Before I can forgive, I must heal from whatever the trauma is.  Much of what happens to us is minor, like the favorite shoe chewed or the broken vase, and I would hope the process is short and complete. But when the trauma suffered is so prolonged or deep seated, well…. 

It takes time and one may never reach the point where one can forgive.  Don’t listen when someone says forgive and forget.  Those are not Jesus’ words. 

What about the forgiveness that exists between God and us?  Do you believe there are limits to what God will forgive?  Think about the western Christian church in the Middle Ages.  Forgiveness was a commodity to be bought and sold, literally, and there were limits.  If you believe that, you understand what hell is for; you have used up all the get out of jail free cards.

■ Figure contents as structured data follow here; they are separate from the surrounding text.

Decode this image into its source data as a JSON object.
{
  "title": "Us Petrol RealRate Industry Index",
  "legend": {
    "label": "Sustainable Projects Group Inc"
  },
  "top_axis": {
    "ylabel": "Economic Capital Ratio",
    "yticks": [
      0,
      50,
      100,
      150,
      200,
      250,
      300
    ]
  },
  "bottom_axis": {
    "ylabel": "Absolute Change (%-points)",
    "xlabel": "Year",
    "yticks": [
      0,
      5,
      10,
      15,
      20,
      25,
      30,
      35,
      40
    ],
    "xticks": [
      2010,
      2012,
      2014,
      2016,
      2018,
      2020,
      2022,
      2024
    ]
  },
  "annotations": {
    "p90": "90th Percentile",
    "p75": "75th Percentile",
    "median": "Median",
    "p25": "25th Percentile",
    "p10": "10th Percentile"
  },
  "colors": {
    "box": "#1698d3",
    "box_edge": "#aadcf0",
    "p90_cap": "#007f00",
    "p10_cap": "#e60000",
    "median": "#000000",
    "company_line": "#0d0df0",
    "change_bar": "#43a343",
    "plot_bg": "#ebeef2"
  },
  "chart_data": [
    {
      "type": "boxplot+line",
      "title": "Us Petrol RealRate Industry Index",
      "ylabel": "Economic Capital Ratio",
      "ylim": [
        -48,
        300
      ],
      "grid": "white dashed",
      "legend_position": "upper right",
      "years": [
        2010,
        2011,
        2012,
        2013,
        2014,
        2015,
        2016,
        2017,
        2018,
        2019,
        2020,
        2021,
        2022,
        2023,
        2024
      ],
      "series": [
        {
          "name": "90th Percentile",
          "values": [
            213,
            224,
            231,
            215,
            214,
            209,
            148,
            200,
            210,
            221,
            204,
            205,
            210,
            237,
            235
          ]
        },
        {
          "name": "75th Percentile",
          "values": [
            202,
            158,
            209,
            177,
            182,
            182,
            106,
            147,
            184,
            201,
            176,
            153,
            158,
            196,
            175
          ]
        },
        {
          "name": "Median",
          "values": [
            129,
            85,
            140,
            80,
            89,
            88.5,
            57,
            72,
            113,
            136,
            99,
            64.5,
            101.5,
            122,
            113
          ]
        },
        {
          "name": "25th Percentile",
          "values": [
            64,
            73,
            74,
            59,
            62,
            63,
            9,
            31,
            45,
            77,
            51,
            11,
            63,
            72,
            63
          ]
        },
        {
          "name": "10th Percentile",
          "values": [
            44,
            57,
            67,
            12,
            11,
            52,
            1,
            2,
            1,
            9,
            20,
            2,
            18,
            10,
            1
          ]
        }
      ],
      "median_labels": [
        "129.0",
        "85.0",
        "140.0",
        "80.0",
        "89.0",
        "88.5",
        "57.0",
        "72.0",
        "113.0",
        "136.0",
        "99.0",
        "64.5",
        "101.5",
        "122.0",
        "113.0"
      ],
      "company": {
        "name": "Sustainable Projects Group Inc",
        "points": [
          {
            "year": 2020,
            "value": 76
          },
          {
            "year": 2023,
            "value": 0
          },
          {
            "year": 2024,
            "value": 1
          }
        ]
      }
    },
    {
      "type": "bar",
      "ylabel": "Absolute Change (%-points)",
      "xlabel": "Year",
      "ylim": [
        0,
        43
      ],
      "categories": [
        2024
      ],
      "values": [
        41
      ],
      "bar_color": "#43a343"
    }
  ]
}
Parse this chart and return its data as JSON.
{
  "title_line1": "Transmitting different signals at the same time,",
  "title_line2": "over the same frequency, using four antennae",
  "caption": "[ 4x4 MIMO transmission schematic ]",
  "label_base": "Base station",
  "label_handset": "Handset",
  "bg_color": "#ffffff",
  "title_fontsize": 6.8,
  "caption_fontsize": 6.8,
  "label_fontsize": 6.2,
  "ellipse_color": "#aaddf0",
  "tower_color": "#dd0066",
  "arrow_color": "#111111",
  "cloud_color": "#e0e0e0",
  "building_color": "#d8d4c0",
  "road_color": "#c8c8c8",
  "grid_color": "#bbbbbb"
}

Once again, Jesus teaching to Peter and the disciples, men and women followers, points to no limits on forgiveness.   Anything with the number 7 means complete, full, total.  490 times to forgive one person is a lot!  It is a lot of times for God to forgive us; in fact, it is infinite.

I think Jesus is pointing out all the nuances of forgiveness: it is not always easy; it may need to be done repeatedly; it is both about forgiving and being forgiven and how complicated it is.  There are evil people who will never change.  How does forgiveness look like when we deal with people like that? Not as easy as when the person is truly sorry.

In the end it is also about God’s relationship with us and God’s infinite desire to forgive us. Through Jesus, God was pointing, and is still pointing, to a full and robust Way of living here on earth.  It is all about the Beloved Community, where everyone thrives and has abundant life.

Teach me some melodious sonnet sung by tongues of flame above, the sonnet of forgiveness.